Here, https://www.nature.com/articles/nn0706-859 the authors show:
The authors use three different in vivo models of CNS insult to show that without the receptor for a chemokine called fractalkine, excessive microglial activation occurs in response to both inflammatory and neurotoxic stimuli.
For this, the authors ablated the fractalkine receptor (which sits on microglial cells). Other papers show or discuss the neuroprotective role in Alzheimer's disease and Parkinson's. E.g., decreased levels of fractalkine seem to indicate a higher severity or progression of the disease.
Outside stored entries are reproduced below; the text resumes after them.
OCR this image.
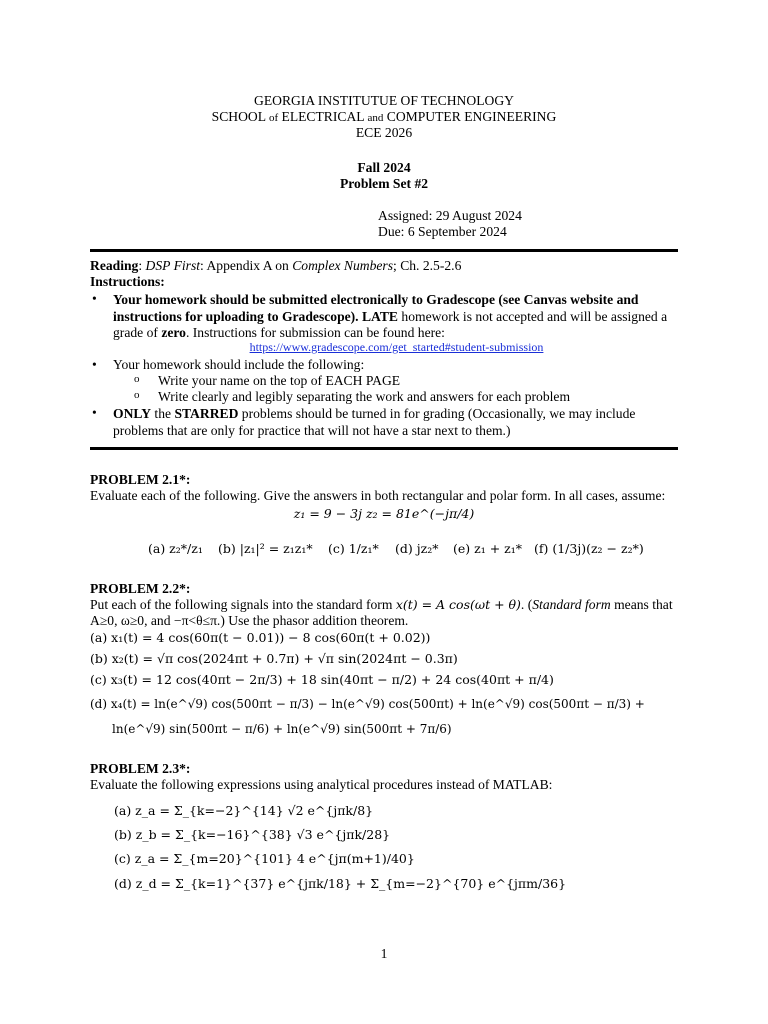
GEORGIA INSTITUTUE OF TECHNOLOGY
SCHOOL of ELECTRICAL and COMPUTER ENGINEERING
ECE 2026
Fall 2024
Problem Set #2
Assigned: 29 August 2024
Due: 6 September 2024
Reading: DSP First: Appendix A on Complex Numbers; Ch. 2.5-2.6
Instructions:
• Your homework should be submitted electronically to Gradescope (see Canvas website and
instructions for uploading to Gradescope). LATE homework is not accepted and will be assigned a
grade of zero. Instructions for submission can be found here:
https://www.gradescope.com/get_started#student-submission
• Your homework should include the following:
o Write your name on the top of EACH PAGE
o Write clearly and legibly separating the work and answers for each problem
• ONLY the STARRED problems should be turned in for grading (Occasionally, we may include
problems that are only for practice that will not have a star next to them.)
PROBLEM 2.1*:
Evaluate each of the following. Give the answers in both rectangular and polar form. In all cases, assume:
z₁ = 9 − 3j z₂ = 81e^(−jπ/4)
(a) z₂*/z₁ (b) |z₁|² = z₁z₁* (c) 1/z₁* (d) jz₂* (e) z₁ + z₁* (f) (1/3j)(z₂ − z₂*)
PROBLEM 2.2*:
Put each of the following signals into the standard form x(t) = A cos(ωt + θ). (Standard form means that
A≥0, ω≥0, and −π<θ≤π.) Use the phasor addition theorem.
(a) x₁(t) = 4 cos(60π(t − 0.01)) − 8 cos(60π(t + 0.02))
(b) x₂(t) = √π cos(2024πt + 0.7π) + √π sin(2024πt − 0.3π)
(c) x₃(t) = 12 cos(40πt − 2π/3) + 18 sin(40πt − π/2) + 24 cos(40πt + π/4)
(d) x₄(t) = ln(e^√9) cos(500πt − π/3) − ln(e^√9) cos(500πt) + ln(e^√9) cos(500πt − π/3) +
ln(e^√9) sin(500πt − π/6) + ln(e^√9) sin(500πt + 7π/6)
PROBLEM 2.3*:
Evaluate the following expressions using analytical procedures instead of MATLAB:
(a) z_a = Σ_{k=−2}^{14} √2 e^{jπk/8}
(b) z_b = Σ_{k=−16}^{38} √3 e^{jπk/28}
(c) z_a = Σ_{m=20}^{101} 4 e^{jπ(m+1)/40}
(d) z_d = Σ_{k=1}^{37} e^{jπk/18} + Σ_{m=−2}^{70} e^{jπm/36}
1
(E.g. https://www.ncbi.nlm.nih.gov/pubmed/26084002; in the retina: https://www.ncbi.nlm.nih.gov/pubmed/28216676)

In people with ME, a small study found decreased levels of fractalkine.
In addition, we identified significant reductions in the concentrations of fractalkine (CX3CL1)...
https://www.ncbi.nlm.nih.gov/pubmed/26615570

So it could be that activated microglial cells and decreased fractalkine are not contradictory.